The token currency has stoked fears for many residents that the move marks a return to a much-loathed local currency by stealth, and prompted protests.
Residents have nightmarish memories of the last time the country had its own currency.
“[The] biggest denomination was a $100 trillion note that was not enough to buy a loaf of bread as hyperinflation reached 500 billion percent in December 2008,” according to Spotlight Zimbabwe.
The country has run a trade deficit for several years, importing more than it exports, and left the country literally running out of paper money.
“It’s an indication of the lack of confidence in the Zimbabwean Central Bank,” Russell Green, an international economics fellow at Rice University’s Baker Institution told The Atlantic in May when the proposition to print money was first floated. “They want to print their own money, but they know that they’ve gotten into trouble in the past printing their own money.”
The announcement comes after Zimbabwe said earlier this month that it plans to cut 25,000 government jobs.
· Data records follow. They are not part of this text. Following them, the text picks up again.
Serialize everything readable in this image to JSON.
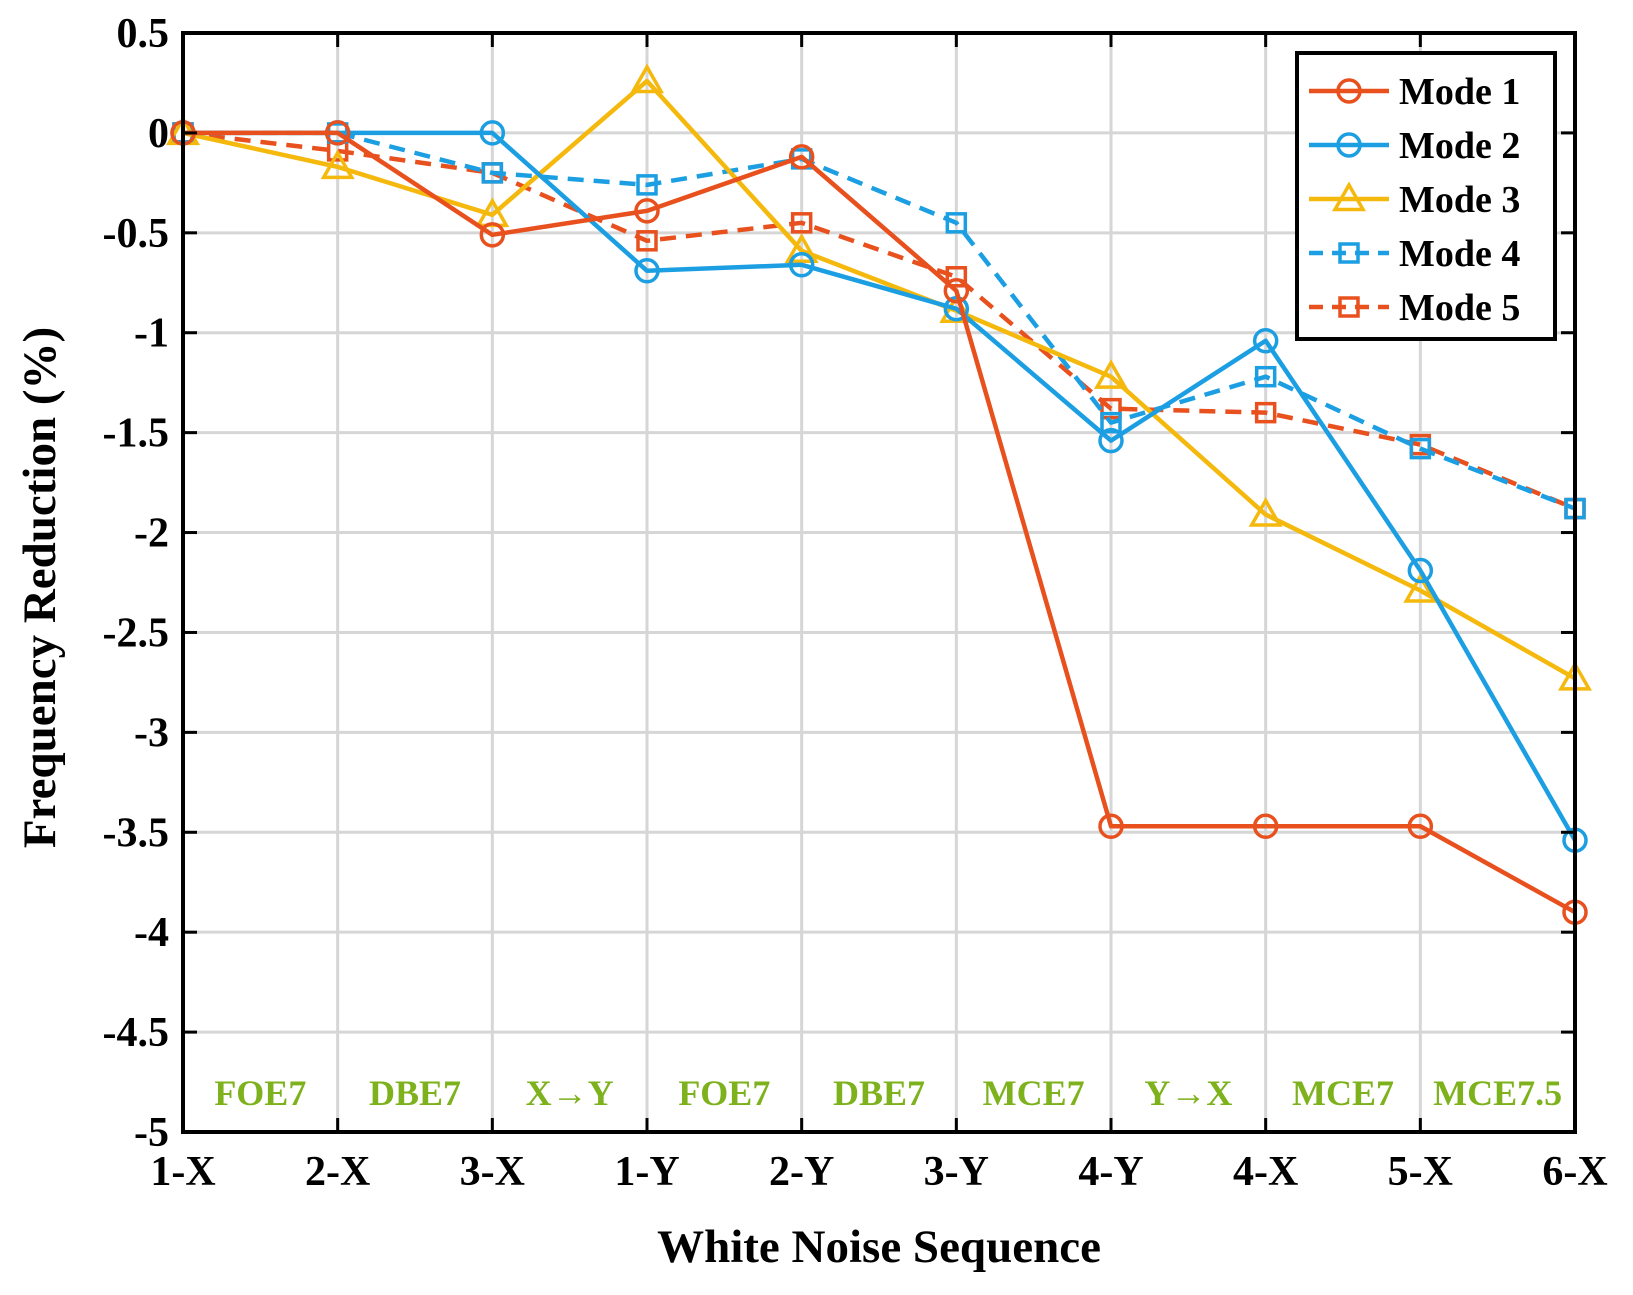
{
  "chart_data": {
    "type": "line",
    "title": "",
    "xlabel": "White Noise Sequence",
    "ylabel": "Frequency Reduction (%)",
    "categories": [
      "1-X",
      "2-X",
      "3-X",
      "1-Y",
      "2-Y",
      "3-Y",
      "4-Y",
      "4-X",
      "5-X",
      "6-X"
    ],
    "ylim": [
      -5,
      0.5
    ],
    "yticks": [
      0.5,
      0,
      -0.5,
      -1,
      -1.5,
      -2,
      -2.5,
      -3,
      -3.5,
      -4,
      -4.5,
      -5
    ],
    "ytick_labels": [
      "0.5",
      "0",
      "-0.5",
      "-1",
      "-1.5",
      "-2",
      "-2.5",
      "-3",
      "-3.5",
      "-4",
      "-4.5",
      "-5"
    ],
    "grid": true,
    "legend_position": "top-right",
    "series": [
      {
        "name": "Mode 1",
        "color": "#E8501E",
        "linestyle": "solid",
        "marker": "circle",
        "values": [
          0,
          0,
          -0.51,
          -0.39,
          -0.12,
          -0.79,
          -3.47,
          -3.47,
          -3.47,
          -3.9
        ]
      },
      {
        "name": "Mode 2",
        "color": "#1C9FE2",
        "linestyle": "solid",
        "marker": "circle",
        "values": [
          0,
          0,
          0,
          -0.69,
          -0.66,
          -0.88,
          -1.54,
          -1.04,
          -2.19,
          -3.54
        ]
      },
      {
        "name": "Mode 3",
        "color": "#F5B80C",
        "linestyle": "solid",
        "marker": "triangle",
        "values": [
          0,
          -0.17,
          -0.41,
          0.26,
          -0.59,
          -0.89,
          -1.22,
          -1.91,
          -2.29,
          -2.73
        ]
      },
      {
        "name": "Mode 4",
        "color": "#1C9FE2",
        "linestyle": "dashed",
        "marker": "square",
        "values": [
          0,
          0,
          -0.2,
          -0.26,
          -0.13,
          -0.45,
          -1.45,
          -1.22,
          -1.58,
          -1.88
        ]
      },
      {
        "name": "Mode 5",
        "color": "#E8501E",
        "linestyle": "dashed",
        "marker": "square",
        "values": [
          0,
          -0.09,
          -0.2,
          -0.54,
          -0.45,
          -0.72,
          -1.38,
          -1.4,
          -1.56,
          -1.88
        ]
      }
    ],
    "annotations": {
      "color": "#7DB21C",
      "y_value": -4.8,
      "items": [
        {
          "text": "FOE7",
          "from_index": 0,
          "to_index": 1
        },
        {
          "text": "DBE7",
          "from_index": 1,
          "to_index": 2
        },
        {
          "text": "X→Y",
          "from_index": 2,
          "to_index": 3
        },
        {
          "text": "FOE7",
          "from_index": 3,
          "to_index": 4
        },
        {
          "text": "DBE7",
          "from_index": 4,
          "to_index": 5
        },
        {
          "text": "MCE7",
          "from_index": 5,
          "to_index": 6
        },
        {
          "text": "Y→X",
          "from_index": 6,
          "to_index": 7
        },
        {
          "text": "MCE7",
          "from_index": 7,
          "to_index": 8
        },
        {
          "text": "MCE7.5",
          "from_index": 8,
          "to_index": 9
        }
      ]
    }
  }
}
The country has been struggling to pay its workers as the country’s economy plummets. The government has not paid salaries on time for nearly 300,000 workers since June, according to Associated Press.
Finance Minister Patrick Chinamasa told parliament that the country also plans to get rid of annual bonuses to save money. Chinamasa said salaries alone eat up 96 percent of the government's dwindling revenues.